Conversion of a Failed Hip Hemiarthroplasty to Total Hip Arthroplasty: A Systematic Review and Meta-Analysis

Autor: Mohammad Poursalehian, MD, Ali Hassanzadeh, MD, Mohadeseh Lotfi, MD, Seyed Mohammad Javad Mortazavi, MD
Jazyk: angličtina
Rok vydání: 2024
Předmět:
Zdroj: Arthroplasty Today, Vol 28, Iss , Pp 101459- (2024)
Druh dokumentu: article
ISSN: 2352-3441
DOI: 10.1016/j.artd.2024.101459
Popis: Background: Hip hemiarthroplasty (HA) and total hip arthroplasty (THA) are common treatments for femoral neck fractures in elderly patients. Despite HA's advantages of shorter operative times, less blood loss, and lower initial costs compared to primary THA, it may lead to conversion THA (cTHA). Our objectives are to evaluate the impact of conversion from HA to THA on Harris hip scores (HHS), compare complication rates between cTHA, revision THA, and primary THA, and assess the rates and types of complications following cTHA. Methods: A systematic review and meta-analysis were performed, evaluating studies published until 2023, with inclusion criteria entailing studies that explored outcomes and complications following cTHA of failed HA. Data extraction focused on variables such as postoperative HHS and complication rates, including periprosthetic joint infection, periprosthetic fracture, dislocation, stem loosening, acetabular loosening, and overall revision.
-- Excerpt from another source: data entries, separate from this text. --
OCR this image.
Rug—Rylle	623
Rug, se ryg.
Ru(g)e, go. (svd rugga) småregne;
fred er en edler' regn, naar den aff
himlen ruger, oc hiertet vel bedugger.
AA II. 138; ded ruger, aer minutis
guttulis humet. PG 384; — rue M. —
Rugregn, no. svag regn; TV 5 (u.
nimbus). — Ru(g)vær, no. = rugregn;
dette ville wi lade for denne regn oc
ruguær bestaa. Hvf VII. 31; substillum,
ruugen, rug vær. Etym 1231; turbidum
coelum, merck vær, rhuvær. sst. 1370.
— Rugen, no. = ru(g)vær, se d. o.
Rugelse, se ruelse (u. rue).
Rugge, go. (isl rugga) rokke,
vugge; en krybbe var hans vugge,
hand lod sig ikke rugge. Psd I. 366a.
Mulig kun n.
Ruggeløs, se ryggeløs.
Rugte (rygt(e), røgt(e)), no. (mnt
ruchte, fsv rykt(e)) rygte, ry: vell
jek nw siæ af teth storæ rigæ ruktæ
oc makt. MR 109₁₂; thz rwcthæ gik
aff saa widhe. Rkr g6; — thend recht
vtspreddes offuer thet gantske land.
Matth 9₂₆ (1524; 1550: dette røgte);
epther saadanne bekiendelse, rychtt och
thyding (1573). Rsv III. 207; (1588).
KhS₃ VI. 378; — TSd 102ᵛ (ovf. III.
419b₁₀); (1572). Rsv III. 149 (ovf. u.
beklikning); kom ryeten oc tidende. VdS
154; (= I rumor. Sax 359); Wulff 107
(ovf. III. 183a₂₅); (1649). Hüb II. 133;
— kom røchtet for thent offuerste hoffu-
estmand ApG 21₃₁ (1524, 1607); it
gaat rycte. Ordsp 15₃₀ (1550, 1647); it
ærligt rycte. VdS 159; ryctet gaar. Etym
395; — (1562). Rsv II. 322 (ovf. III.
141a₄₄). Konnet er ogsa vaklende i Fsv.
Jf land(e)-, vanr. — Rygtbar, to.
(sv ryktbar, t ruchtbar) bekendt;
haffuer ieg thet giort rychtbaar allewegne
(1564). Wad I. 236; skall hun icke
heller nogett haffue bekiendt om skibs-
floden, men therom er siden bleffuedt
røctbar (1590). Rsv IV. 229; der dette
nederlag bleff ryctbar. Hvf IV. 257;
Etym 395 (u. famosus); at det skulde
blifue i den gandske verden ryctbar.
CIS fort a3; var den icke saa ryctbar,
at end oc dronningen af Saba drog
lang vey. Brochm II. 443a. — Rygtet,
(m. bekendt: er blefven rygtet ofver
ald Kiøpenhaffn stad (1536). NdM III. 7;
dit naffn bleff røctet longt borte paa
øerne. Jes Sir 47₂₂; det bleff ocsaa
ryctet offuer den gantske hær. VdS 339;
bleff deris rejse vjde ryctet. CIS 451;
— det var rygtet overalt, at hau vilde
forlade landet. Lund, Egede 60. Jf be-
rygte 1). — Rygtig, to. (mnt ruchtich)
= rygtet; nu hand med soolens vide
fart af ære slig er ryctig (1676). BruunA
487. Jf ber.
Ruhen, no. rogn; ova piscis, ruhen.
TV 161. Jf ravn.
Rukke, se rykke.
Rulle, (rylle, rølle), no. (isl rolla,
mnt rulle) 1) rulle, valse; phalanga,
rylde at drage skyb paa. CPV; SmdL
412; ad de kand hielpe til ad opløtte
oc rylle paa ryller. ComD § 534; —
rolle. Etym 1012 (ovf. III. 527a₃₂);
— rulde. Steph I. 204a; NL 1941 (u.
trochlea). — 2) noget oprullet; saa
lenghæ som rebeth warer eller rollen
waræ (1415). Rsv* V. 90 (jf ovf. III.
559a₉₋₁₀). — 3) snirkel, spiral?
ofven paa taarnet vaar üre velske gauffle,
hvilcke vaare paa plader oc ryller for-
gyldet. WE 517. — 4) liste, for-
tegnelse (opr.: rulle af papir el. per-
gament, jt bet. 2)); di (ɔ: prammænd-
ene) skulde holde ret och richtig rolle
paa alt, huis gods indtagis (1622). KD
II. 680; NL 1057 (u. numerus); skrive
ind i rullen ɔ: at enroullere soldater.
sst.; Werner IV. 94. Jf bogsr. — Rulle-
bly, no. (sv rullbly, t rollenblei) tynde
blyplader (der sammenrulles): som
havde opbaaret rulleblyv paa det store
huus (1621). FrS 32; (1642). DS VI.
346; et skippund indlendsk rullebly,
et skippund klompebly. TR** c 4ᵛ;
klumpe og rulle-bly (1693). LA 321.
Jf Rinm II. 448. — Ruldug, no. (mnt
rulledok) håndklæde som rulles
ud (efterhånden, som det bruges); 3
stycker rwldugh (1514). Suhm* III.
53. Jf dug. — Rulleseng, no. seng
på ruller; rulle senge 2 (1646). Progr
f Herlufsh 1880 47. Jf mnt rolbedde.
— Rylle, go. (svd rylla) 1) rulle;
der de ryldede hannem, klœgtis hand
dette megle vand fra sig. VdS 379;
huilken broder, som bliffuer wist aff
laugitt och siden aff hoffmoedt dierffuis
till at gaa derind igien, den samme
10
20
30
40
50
Results: This study included 28 retrospective studies (4699 hips), showing a mean increase in HHS by 39.1 points, indicating a significant improvement from preoperative levels. Complication rates were detailed, with a 6.4% rate of periprosthetic joint infection, 2.2% for periprosthetic fracture, 7.6% dislocation, 1.6% stem loosening, 1.9% acetabular loosening, and an overall re-revision rate of 8.7%. Conclusions: Conversion from HA to THA generally results in improved functional outcomes, as evidenced by HHS improvements. Despite the positive impact on HHS, cTHAs are associated with notable risks of complications and the need for further revision surgeries. Level of Evidence: IV.